O que acontece agora? Depois do discurso do medo usado durante toda a campanha eleitoral, a coligação PSD-CDS opta por uma postura de vingança pela queda do governo recusando aprovar seja o que for da autoria de um eventual governo do PS. A maioria de esquerda está entregue a si própria, o PS fica mais vulnerável porque fica refém de comunistas e bloquistas.

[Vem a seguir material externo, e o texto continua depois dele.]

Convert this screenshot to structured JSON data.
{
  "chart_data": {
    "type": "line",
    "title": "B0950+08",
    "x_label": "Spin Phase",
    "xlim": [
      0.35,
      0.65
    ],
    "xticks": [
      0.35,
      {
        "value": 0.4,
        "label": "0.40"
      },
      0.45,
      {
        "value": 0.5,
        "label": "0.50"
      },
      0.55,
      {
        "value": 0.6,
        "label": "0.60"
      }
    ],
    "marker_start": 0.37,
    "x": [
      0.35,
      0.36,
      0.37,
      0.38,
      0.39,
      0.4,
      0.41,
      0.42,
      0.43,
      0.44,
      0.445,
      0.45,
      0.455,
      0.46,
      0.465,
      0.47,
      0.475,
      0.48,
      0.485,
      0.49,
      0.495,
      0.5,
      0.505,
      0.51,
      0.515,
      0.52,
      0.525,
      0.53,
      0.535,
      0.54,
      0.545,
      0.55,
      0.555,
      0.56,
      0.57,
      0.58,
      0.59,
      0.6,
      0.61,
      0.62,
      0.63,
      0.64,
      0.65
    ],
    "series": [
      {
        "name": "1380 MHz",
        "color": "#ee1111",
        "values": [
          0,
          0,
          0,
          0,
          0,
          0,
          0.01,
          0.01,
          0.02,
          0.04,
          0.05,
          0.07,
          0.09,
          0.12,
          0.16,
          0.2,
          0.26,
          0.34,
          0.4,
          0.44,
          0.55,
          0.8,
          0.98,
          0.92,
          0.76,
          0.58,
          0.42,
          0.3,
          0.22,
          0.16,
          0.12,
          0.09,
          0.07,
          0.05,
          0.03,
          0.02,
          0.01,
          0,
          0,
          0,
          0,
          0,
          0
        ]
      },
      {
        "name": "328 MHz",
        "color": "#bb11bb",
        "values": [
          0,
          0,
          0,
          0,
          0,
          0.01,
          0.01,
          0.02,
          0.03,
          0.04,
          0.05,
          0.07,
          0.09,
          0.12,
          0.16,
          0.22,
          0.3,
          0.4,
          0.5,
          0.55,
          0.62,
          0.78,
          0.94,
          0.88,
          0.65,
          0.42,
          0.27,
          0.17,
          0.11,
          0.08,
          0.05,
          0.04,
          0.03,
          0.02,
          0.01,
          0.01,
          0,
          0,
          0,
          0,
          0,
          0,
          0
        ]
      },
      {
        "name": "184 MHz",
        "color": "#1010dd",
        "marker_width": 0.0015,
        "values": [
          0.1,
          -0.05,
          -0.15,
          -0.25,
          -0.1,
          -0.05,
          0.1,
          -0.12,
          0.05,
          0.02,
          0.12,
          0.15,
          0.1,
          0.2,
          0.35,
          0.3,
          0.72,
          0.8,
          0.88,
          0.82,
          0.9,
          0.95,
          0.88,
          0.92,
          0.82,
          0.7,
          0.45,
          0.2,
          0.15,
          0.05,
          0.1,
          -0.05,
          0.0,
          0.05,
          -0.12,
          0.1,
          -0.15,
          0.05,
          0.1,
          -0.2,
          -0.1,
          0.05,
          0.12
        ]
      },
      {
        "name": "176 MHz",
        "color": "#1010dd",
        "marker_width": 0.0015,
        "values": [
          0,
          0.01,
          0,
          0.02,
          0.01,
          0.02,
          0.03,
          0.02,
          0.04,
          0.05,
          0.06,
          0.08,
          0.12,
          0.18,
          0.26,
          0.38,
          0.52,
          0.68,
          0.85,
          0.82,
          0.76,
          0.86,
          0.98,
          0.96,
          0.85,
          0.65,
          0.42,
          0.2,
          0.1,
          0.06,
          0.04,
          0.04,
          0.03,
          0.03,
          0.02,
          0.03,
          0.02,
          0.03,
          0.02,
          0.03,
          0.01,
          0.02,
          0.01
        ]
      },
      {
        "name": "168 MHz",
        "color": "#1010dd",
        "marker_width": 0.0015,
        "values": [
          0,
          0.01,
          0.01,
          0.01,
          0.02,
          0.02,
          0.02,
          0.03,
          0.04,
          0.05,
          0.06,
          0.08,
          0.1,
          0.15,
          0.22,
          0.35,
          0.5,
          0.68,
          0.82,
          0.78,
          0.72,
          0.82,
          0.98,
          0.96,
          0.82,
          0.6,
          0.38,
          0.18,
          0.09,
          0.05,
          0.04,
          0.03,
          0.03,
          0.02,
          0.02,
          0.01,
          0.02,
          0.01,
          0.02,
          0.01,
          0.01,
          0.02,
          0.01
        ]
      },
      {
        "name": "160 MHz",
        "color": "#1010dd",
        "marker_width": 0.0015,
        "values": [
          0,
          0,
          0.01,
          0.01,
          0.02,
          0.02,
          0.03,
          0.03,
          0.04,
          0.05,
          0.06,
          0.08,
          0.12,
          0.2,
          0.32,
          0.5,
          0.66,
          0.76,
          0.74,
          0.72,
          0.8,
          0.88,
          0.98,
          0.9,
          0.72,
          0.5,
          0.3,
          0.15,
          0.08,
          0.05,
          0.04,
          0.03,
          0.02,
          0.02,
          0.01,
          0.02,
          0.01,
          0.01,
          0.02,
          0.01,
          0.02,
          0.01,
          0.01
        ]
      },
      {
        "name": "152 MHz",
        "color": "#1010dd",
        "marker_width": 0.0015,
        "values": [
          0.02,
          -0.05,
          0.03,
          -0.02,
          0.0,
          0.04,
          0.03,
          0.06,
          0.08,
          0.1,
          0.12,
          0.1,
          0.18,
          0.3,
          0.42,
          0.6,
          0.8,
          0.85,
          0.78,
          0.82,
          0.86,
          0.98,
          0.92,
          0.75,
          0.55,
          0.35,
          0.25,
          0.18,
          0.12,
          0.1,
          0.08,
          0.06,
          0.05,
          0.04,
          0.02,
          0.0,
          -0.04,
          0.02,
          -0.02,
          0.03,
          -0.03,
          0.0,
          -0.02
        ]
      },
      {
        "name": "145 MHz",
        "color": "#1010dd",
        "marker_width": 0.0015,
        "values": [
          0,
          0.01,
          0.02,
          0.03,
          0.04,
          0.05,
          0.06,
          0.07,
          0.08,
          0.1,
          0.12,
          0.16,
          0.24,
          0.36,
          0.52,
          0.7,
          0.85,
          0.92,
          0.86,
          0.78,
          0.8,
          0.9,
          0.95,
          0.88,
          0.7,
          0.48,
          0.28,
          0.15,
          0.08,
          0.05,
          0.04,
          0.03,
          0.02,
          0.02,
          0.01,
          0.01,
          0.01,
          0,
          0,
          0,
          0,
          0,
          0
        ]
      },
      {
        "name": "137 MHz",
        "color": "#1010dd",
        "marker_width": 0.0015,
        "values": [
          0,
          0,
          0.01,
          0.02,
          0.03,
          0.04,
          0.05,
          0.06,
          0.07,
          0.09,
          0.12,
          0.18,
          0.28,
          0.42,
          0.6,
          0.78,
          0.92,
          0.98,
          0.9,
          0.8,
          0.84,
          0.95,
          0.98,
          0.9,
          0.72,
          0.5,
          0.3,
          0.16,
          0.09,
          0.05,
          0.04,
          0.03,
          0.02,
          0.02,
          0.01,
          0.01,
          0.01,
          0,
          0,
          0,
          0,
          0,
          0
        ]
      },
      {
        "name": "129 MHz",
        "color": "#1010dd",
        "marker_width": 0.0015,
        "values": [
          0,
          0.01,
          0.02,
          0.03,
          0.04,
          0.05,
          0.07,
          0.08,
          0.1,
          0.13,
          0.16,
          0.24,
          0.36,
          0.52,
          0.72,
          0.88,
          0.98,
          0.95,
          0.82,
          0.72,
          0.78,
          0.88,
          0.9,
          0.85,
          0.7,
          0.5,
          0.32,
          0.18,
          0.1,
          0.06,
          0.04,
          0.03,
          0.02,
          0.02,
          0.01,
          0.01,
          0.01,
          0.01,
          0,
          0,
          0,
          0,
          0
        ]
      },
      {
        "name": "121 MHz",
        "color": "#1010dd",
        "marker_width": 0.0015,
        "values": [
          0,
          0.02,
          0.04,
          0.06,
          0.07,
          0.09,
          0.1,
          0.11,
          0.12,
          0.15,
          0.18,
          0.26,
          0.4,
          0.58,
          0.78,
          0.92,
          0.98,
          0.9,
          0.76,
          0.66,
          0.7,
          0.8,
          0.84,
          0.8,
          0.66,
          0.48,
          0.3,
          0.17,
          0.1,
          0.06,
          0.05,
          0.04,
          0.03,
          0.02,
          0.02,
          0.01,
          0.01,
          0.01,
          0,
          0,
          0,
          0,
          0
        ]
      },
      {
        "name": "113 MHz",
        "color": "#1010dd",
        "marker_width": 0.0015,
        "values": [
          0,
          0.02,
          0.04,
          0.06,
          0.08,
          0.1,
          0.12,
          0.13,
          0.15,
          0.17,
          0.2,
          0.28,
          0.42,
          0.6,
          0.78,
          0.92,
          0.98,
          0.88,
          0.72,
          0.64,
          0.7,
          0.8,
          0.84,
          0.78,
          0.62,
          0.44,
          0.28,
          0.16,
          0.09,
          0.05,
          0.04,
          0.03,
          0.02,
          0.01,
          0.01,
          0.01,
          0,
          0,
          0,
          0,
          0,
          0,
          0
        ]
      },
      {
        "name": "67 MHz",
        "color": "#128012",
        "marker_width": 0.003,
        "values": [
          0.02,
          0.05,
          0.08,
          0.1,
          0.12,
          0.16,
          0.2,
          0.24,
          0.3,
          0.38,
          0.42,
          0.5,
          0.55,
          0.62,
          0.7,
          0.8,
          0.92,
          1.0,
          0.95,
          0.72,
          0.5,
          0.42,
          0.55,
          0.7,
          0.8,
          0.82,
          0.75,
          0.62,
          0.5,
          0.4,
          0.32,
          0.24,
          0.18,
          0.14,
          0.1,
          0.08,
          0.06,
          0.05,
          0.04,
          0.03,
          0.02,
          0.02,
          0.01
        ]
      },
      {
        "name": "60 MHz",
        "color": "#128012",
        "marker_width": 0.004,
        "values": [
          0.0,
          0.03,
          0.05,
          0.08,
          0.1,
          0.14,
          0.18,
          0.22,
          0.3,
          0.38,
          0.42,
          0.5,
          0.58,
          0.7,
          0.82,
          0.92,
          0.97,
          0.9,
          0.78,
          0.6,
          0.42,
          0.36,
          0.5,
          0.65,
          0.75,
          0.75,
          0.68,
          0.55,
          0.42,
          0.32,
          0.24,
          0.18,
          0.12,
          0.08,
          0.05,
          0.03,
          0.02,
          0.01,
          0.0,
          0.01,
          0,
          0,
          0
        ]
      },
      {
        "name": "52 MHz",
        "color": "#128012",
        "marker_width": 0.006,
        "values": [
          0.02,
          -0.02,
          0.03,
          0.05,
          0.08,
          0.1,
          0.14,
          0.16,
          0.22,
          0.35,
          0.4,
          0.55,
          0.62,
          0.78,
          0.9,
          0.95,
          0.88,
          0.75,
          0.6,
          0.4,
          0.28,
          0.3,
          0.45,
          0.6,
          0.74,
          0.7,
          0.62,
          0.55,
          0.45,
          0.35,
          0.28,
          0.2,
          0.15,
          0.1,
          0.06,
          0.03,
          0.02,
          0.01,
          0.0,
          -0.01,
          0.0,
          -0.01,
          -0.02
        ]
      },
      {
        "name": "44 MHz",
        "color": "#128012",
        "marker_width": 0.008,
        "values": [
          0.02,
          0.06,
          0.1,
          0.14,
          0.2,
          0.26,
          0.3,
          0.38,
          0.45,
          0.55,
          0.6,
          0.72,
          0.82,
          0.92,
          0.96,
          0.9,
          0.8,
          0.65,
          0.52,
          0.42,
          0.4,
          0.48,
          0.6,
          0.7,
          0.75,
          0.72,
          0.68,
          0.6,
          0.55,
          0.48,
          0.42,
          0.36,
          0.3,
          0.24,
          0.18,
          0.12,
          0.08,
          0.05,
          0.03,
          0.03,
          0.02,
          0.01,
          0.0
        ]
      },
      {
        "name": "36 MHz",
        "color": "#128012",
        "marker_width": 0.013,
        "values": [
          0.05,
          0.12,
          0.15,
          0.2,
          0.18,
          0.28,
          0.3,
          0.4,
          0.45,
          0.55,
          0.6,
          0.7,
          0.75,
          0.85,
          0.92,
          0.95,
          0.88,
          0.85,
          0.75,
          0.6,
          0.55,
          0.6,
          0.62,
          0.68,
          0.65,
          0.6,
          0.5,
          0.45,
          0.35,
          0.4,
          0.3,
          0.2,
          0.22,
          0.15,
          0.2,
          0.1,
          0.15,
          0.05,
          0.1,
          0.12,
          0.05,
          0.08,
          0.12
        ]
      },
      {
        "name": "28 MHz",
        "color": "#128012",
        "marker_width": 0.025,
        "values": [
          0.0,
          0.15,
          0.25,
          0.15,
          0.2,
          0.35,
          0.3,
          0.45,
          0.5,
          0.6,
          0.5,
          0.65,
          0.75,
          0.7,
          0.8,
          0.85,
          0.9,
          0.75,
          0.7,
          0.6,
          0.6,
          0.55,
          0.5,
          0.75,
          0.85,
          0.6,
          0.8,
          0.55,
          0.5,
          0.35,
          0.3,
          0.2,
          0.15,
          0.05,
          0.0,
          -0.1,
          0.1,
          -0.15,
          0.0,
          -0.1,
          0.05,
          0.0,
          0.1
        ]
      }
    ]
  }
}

A coligação de direita vai optar por caminhos ínvios e perigosos do ajuste de contas e da vingança, posturas que não reúnem normalmente a cumplicidade e a concordância dos eleitores.
Passos cometeu o outro erro, o chamado erro zero, original, quando ignorou que uma coligação com o CDS nos termos em que aconteceu nas autárquicas de 2013 (que perdeu), nas europeias de 2014 (que perdeu apesar de forma menos ampla do que a estimada) e agora nas legislativas nacionais de 2015, além de esvaziar e descaracterizar ideologicamente o PSD e de obrigar a uma viragem  à direita como aconteceu, penaliza o partido, já que muitos eleitores social-democratas recusam votar numa coligação com o CDS de Portas que ainda por cima, graças à sua experiência e matreirice, acabou por ser claramente um "vencedor". Basta ver a representação parlamentar alcançada por um partido que recusa concorrer separadamente a qualquer acto eleitoral por temer resultados adversos. O primeiro aviso, e mais recente, foi dado na Madeira nas eleições regionais deste ano, onde o CDS caiu abruptamente e perdeu deputados. Seguiu-se, também na Madeira, a perda de um deputado que o CDS tinha conseguido eleger pela Madeira, factos que certamente preocuparam Portas.